Open yixu34 opened 4 years ago
Hi, @yixu34! Thanks for reaching out.
According to the logs, I can see that apparently modeldb-postgresql
is not present as a service. Could you run kubectl get svc --namespace <your namespace>
to check? Related to modeldb, you should see something like the below (this is from a fresh install I did this morning with the charts):
$ k get svc
NAME TYPE CLUSTER-IP EXTERNAL-IP PORT(S) AGE
kubernetes ClusterIP 10.96.0.1 <none> 443/TCP 10h
modeldb-backend ClusterIP 10.96.36.191 <none> 8085/TCP,8086/TCP,3000/TCP 10h
modeldb-graphql ClusterIP 10.96.212.125 <none> 3000/TCP 10h
modeldb-postgresql ClusterIP 10.96.122.16 <none> 5432/TCP 10h
modeldb-postgresql-headless ClusterIP None <none> 5432/TCP 10h
modeldb-webapp ClusterIP 10.96.65.187 <none> 3000/TCP 10h
I imagine maybe something was off during the installation. If you could share the services you have, I can help you debug what happened.
Here are my services:
$ kubectl get svc | grep modeldb
modeldb-staging-f8780e-backend ClusterIP 100.71.14.248 <none> 8085/TCP,8086/TCP,3000/TCP 150m
modeldb-staging-f8780e-graphql ClusterIP 100.67.143.195 <none> 3000/TCP 150m
modeldb-staging-f8780e-postgresql ClusterIP 100.68.84.251 <none> 5432/TCP 150m
modeldb-staging-f8780e-postgresql-headless ClusterIP None <none> 5432/TCP 150m
modeldb-staging-f8780e-webapp ClusterIP 100.68.70.21 <none> 3000/TCP 150m
I think I might see what the problem is, then: it looks like modeldb-postgresql
is a hardcoded value, by way of the backend
values.yaml, on lines 67 and 81. I suppose I can either install the helm chart with with --name modeldb
, or change those values. Ideally, one would have a dependency on the other, or read from some common place, right?
Ok, changing --name modeldb
for the release did the trick. I've port forwarded the webapp to my localhost:3000
, and I think the only remaining problem is that on the 'Repositories' page, I see a 504 error to http://localhost:3000/api/v1/graphql/query. My guess is that there's a typo here with the double dash. It seems like it should be value: "modeldb-backend:8085"
instead of value: "modeldb--backend:8085"
. I can contribute a PR if that's the case.

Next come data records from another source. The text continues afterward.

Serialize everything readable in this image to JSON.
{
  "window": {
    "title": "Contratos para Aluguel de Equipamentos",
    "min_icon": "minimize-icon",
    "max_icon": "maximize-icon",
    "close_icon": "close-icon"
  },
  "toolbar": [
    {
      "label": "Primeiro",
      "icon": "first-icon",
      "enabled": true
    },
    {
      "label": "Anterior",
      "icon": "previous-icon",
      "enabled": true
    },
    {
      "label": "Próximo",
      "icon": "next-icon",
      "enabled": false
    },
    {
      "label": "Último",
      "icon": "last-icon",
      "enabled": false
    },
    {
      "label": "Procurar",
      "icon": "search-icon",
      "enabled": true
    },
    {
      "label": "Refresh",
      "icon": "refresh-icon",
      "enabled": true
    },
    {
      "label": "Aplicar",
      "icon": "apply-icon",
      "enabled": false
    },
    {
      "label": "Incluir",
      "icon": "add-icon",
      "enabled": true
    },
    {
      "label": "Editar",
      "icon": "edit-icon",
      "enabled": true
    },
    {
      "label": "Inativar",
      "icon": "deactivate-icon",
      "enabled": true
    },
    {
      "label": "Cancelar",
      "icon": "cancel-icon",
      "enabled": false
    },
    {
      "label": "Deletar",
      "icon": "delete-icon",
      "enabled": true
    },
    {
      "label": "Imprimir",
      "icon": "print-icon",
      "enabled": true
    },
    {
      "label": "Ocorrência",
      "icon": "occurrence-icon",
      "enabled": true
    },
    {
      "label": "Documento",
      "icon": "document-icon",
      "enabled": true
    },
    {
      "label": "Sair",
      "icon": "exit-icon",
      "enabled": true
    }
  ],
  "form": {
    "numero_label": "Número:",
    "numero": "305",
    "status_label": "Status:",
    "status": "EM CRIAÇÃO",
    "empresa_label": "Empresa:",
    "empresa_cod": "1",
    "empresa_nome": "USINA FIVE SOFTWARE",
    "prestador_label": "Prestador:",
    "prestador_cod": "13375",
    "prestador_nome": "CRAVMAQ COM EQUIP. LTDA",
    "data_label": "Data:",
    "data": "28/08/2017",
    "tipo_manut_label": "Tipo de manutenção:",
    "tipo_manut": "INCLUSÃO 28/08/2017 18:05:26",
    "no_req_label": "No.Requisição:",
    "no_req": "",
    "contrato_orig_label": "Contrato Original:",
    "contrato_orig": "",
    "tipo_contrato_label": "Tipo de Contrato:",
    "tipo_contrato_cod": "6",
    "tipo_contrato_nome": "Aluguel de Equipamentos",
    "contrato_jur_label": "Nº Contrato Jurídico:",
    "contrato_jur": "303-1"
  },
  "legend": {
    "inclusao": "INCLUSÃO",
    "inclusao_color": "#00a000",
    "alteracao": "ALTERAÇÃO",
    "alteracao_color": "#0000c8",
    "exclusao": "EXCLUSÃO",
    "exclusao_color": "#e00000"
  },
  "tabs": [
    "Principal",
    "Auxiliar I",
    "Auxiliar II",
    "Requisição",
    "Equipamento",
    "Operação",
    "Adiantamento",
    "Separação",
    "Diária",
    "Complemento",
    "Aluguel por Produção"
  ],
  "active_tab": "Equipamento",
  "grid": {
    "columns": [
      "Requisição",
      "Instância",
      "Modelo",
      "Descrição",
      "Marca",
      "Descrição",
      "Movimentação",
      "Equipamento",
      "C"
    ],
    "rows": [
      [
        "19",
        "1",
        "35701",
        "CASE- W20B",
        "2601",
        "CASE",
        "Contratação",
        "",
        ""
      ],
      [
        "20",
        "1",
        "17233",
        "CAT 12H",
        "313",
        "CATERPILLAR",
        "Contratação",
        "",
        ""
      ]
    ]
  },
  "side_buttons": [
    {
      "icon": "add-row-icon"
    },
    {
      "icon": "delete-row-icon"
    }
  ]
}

Nice catch. That does look like a typo and you are right that some of the names appear to be hardcoded (both in the DB reference and the graphql config). It should be based off the name of the release everywhere to avoid this situation. I'd definitely appreciate a PR with fixes!
Ok cool, but let me make sure I have everything working first 😅 In addition to removing the double dash, I had to move the {{- if .Values.env }}
on line 36 to below line 41. I noticed that this was preventing the MDB_ADDRESS
and QUERY_PATH
environment variables from even being set. I then went back to the 'Repositories' page, which then fires off a request to http://localhost:3000/api/v1/graphql/query. I still see a 504, with the error being Error occured while trying to proxy to: modeldb-backend:3000/query
. I'm not sure why this is happening, because the webapp redirects all api/v1/graphql/
routes to the graphQL service. The graphQL service then uses MDB_ADDRESS
, which I've now (correctly?) set to modeldb-backend:8085
. So I'm not sure why it's trying to forward the request to port 3000 instead. Here are the environment variables when I describe the graphQL pod, by the way:
Environment:
MDB_ADDRESS: modeldb-backend:8085
QUERY_PATH: /api/v1/graphql/query
Ok, I think I was able to narrow down what happened.
First, the webapp logs were a bit misleading because BACKEND_API_DOMAIN
was misconfigured. https://github.com/VertaAI/modeldb/pull/853 is fixing that. It doesn't affect correctness, but it does affect the logs in the OSS component.
After that, I noticed that the graphql service was serving on port 4000, but the whole setup assumed it was on port 3000. The reason for this mismatch is that internally our services default to port 3000 for the exposed layer, but we had to move to 4000 to avoid collision on docker compose to simplify things for users. So the deployment template for graphql should have
- name: QUERY_PATH
value: "/api/v1/graphql/query"
+ - name: SERVER_HTTP_PORT
+ value: "3000"
which will set the correct port. This should resolve the issue you're seeing. I'm not sure how I missed that earlier. Could you double check?
I appreciate the help to debug while we open more of our platform! Our SaaS runs with a very specific configuration, so we need to reconsolidate progressively as we keep moving new parts to the open world. Our end to end CI is not fully compatible with the open version, but it's coming!
I've just pulled master and I'm on f8780ecace643dcba180d670d2f7dc5d68451a7f (this was after the helm chart split, which I noticed in some of the
2.x
tagged versions previously). I tried installing on our k8s cluster via helm, and thebackend
container of the backend service is giving an error:Is there something that's not working out of the box with the helm charts? Or did I not configure the secrets correctly? All I did was
helm install modeldb-staging-f8780e . --namespace <our namespace>
. Thanks!